AI chatbots like Gemini and ChatGPT are full of surprises. A shocking revelation has revealed a disturbing truth about these bots.
In this new research, researchers analyzed and compared approximately 43,000 simulated decisions made by AI systems and 1000 human-based decisions.
They found that like humans, AI models also judge humans based on their questions. So, these widely used AI systems not only process information, surprisingly they also systematically evaluate people in ways that mirror human trust, but with important caveats.
According to the findings published in the journal Proceedings of the Royal Society ABoth humans and AI systems value the same core pillars of trust, including honesty, competence, and benevolence. What makes them different from each other is the different way they are evaluated.
Humans rely on holistic and intuitive feeling by integrating multiple traits into a single decision. AI models, on the other hand, take a rigid and fragmented approach “by dividing people based on competence, integrity and kindness, almost like columns in a spreadsheet.”

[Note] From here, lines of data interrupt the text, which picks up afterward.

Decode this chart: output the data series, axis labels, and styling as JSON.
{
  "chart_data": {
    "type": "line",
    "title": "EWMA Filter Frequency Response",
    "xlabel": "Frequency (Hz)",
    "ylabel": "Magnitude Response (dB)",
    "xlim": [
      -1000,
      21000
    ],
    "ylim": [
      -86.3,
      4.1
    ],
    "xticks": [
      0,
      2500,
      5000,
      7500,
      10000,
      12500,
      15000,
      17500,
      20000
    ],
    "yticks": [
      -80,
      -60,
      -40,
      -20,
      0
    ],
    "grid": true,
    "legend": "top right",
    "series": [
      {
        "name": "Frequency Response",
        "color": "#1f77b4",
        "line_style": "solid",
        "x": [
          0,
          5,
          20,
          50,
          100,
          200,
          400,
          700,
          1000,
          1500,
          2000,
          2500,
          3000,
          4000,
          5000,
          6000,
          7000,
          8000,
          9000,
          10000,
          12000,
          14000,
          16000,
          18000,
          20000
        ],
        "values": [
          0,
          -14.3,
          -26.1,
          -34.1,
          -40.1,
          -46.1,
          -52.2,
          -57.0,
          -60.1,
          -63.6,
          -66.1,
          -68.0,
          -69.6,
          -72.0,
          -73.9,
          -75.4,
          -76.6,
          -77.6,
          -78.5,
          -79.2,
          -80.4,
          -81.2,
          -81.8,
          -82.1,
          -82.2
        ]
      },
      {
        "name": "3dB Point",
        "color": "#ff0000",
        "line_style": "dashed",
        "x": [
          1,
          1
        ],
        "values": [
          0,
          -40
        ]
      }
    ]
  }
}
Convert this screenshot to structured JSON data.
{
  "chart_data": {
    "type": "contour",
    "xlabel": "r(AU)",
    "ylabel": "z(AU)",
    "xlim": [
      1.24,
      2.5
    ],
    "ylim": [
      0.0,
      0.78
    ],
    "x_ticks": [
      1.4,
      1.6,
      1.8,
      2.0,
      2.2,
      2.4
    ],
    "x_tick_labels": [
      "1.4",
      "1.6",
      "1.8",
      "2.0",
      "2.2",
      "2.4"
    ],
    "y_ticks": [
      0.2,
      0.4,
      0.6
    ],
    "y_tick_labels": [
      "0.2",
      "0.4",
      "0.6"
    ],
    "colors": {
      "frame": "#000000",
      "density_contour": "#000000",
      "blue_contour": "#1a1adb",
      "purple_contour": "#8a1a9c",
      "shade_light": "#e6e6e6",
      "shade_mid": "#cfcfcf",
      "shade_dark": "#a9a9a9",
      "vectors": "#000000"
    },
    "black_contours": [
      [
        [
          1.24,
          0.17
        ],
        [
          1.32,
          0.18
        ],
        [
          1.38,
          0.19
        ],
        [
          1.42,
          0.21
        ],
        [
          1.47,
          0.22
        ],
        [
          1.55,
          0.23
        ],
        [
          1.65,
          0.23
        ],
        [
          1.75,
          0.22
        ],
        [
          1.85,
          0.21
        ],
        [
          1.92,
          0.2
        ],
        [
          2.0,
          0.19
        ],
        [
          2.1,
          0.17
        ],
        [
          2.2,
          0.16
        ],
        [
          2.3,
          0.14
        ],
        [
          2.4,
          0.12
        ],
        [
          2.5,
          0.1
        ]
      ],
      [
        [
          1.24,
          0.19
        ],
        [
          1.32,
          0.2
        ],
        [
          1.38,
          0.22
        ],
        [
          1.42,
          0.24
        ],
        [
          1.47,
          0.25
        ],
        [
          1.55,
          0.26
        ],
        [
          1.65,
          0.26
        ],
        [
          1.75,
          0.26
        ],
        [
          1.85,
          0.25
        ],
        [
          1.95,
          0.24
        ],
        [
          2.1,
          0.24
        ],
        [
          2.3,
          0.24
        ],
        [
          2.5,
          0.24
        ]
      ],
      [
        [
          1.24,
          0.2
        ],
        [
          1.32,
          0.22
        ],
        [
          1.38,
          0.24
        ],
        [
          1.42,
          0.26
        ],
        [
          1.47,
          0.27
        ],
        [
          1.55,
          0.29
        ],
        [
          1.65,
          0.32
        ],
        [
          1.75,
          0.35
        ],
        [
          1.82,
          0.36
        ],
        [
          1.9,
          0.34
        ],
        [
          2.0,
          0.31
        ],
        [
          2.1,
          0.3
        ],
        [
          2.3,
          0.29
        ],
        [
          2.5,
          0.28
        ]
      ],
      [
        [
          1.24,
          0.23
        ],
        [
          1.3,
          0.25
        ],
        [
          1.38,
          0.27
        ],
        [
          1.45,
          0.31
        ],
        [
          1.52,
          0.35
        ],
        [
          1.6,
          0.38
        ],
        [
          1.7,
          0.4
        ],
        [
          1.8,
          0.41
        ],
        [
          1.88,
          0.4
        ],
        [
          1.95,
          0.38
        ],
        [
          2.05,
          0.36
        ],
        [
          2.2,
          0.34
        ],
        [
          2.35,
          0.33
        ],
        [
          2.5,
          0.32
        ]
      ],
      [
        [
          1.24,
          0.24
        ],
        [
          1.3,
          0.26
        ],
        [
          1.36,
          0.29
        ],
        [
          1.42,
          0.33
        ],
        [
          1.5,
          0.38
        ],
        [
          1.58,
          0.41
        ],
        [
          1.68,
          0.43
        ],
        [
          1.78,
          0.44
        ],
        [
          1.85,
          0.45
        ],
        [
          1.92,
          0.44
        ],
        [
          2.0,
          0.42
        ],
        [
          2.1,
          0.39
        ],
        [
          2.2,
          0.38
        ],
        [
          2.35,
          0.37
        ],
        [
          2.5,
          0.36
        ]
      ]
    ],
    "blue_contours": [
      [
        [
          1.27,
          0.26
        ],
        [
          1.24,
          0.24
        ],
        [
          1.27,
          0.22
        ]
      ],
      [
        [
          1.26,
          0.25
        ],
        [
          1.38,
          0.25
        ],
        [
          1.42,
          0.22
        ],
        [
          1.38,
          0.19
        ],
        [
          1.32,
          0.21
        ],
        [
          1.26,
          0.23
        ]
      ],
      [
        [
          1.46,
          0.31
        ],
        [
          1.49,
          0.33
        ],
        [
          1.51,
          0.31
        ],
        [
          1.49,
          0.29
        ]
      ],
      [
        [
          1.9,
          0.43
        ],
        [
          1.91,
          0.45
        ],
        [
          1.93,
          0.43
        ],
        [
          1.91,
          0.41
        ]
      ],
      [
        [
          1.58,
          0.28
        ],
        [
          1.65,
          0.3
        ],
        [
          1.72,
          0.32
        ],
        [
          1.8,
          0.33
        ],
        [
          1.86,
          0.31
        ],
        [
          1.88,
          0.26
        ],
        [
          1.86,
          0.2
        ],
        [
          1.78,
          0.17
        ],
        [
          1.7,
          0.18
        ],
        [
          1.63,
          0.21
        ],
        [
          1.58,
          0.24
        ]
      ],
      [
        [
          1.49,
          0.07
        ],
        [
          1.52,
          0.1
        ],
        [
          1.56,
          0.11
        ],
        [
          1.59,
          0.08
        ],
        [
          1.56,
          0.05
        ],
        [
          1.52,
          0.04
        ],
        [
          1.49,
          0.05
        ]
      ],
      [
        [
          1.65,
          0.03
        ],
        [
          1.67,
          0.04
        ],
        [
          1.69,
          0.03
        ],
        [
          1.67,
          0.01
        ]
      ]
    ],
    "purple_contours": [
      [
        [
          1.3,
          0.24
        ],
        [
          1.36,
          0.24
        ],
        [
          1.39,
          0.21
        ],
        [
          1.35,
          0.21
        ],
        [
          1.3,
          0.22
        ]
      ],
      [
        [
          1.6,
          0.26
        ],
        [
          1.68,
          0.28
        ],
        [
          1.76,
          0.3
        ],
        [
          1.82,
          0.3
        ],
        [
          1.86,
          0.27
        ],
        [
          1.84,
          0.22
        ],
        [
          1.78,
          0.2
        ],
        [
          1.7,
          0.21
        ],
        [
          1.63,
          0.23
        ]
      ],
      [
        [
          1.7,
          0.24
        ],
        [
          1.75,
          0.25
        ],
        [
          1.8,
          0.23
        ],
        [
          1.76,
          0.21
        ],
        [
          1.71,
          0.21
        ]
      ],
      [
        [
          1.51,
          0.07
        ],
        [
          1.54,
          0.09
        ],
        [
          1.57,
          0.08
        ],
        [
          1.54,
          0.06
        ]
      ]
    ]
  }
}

“The people in our study are disorganized and holistic in the way they judge others. AI is cleaner, more organized, and can yield very different results,” study author Valeria Lerman said.
AI bias is becoming harder to notice
According to the researchers, it is no mistake to say that AI judgment is more rigid and less subtle unlike humans, making it harder to audit for hidden biases.
The “by-the-book” approach adopted by AI models has ultimately led to a disturbing pattern of increased bias. For example, in financial situations, AI will evaluate people based on demographic characteristics. As a result, older people will often have more favorable results.
According to Yaniv Dover, another author of the study, “Humans certainly have biases, but what surprised us is that AI’s biases may be more systematic, more predictable, and sometimes stronger.”
“The two systems may look similar on the surface but behave very differently when making decisions about people,” Dr. Lerman said.
“These deviations require careful attention when interpreting large language model confidence-related outputs,” the study warns.